Grant of Turtle Rock Ranch, meanwhile, is doing what he can to withstand the routine tidal waves of elk damage on his family’s 136-year-old cattle operation. He takes a two-week reprieve from ranching to outfit hunters each fall, but interest is limited and he’s competing for oftentimes wealthy nonresident clients with more specialized outfitters like Wagonhound’s Dax McCarty.
“They see the fee that I feel is realistic to charge and they go, ‘Oh, geez, that must not be a good product,’ so they go to Dax,” Grant said.
Elk outfitting hasn’t been a moneymaker for Turtle Rock Ranch, he said, generating just a few thousand dollars in profit a year.

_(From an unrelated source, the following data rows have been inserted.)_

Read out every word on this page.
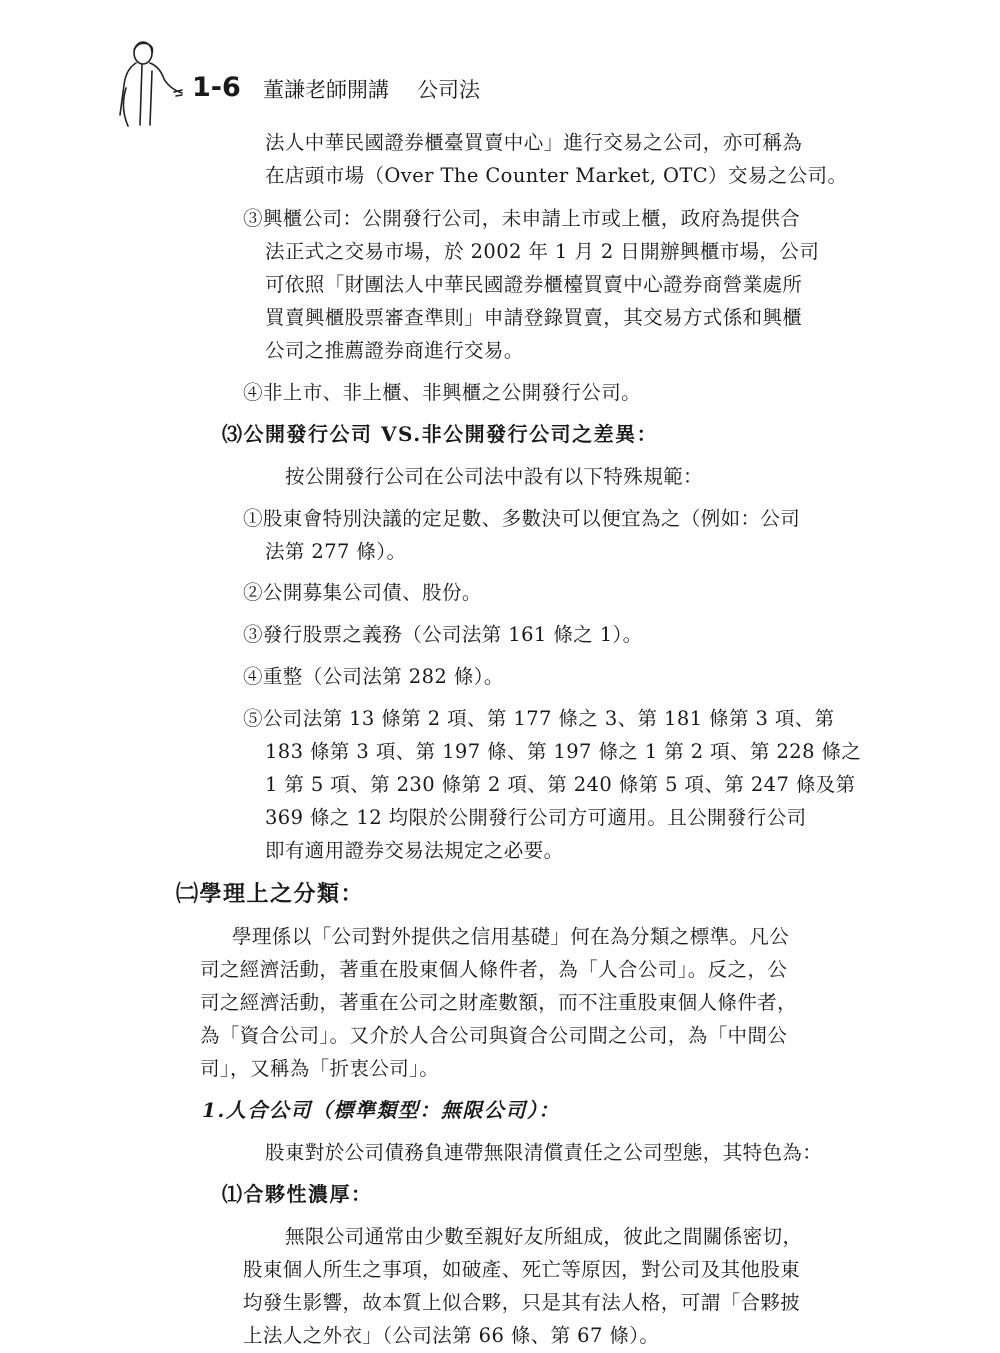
1-6 董謙老師開講 公司法
法人中華民國證券櫃臺買賣中心」進行交易之公司，亦可稱為
在店頭市場（Over The Counter Market, OTC）交易之公司。
③興櫃公司：公開發行公司，未申請上市或上櫃，政府為提供合
法正式之交易市場，於 2002 年 1 月 2 日開辦興櫃市場，公司
可依照「財團法人中華民國證券櫃檯買賣中心證券商營業處所
買賣興櫃股票審查準則」申請登錄買賣，其交易方式係和興櫃
公司之推薦證券商進行交易。
④非上市、非上櫃、非興櫃之公開發行公司。
⑶公開發行公司 VS.非公開發行公司之差異：
按公開發行公司在公司法中設有以下特殊規範：
①股東會特別決議的定足數、多數決可以便宜為之（例如：公司
法第 277 條）。
②公開募集公司債、股份。
③發行股票之義務（公司法第 161 條之 1）。
④重整（公司法第 282 條）。
⑤公司法第 13 條第 2 項、第 177 條之 3、第 181 條第 3 項、第
183 條第 3 項、第 197 條、第 197 條之 1 第 2 項、第 228 條之
1 第 5 項、第 230 條第 2 項、第 240 條第 5 項、第 247 條及第
369 條之 12 均限於公開發行公司方可適用。且公開發行公司
即有適用證券交易法規定之必要。
㈡學理上之分類：
學理係以「公司對外提供之信用基礎」何在為分類之標準。凡公
司之經濟活動，著重在股東個人條件者，為「人合公司」。反之，公
司之經濟活動，著重在公司之財產數額，而不注重股東個人條件者，
為「資合公司」。又介於人合公司與資合公司間之公司，為「中間公
司」，又稱為「折衷公司」。
1.人合公司（標準類型：無限公司）：
股東對於公司債務負連帶無限清償責任之公司型態，其特色為：
⑴合夥性濃厚：
無限公司通常由少數至親好友所組成，彼此之間關係密切，
股東個人所生之事項，如破產、死亡等原因，對公司及其他股東
均發生影響，故本質上似合夥，只是其有法人格，可謂「合夥披
上法人之外衣」（公司法第 66 條、第 67 條）。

Many more hunters get to go for free. About 100 a year get permission from the family, he said, and another 225 or so have access to certain parts of the ranch through a state-administered hunting management program. But that pressure hasn’t done much to dissuade herds from using the ranchland, where they still face fewer hunters than on adjoining state and federal lands.
“It’s getting worse and worse,” Grant said. “The elk stay in these tremendously large herds almost year-round. The only time they break up is to calve, and then they join back up.”
The elk proliferation is not for lack of effort to push them away: “We’ve tried about everything,” he said.
Game and Fish once gave the operation mountain lion skins to drape over fencelines in hopes of triggering the prey species’ natural aversion to the predator’s scent. Going for the same effect, workers once left out sacks of human hair gathered from the local barber shop. They’ve toyed with using “propane bombs” to spook off the herds, and have left radios playing by haystacks.
“They didn’t care about any of that,” Grant said. “They get used to it in no time.”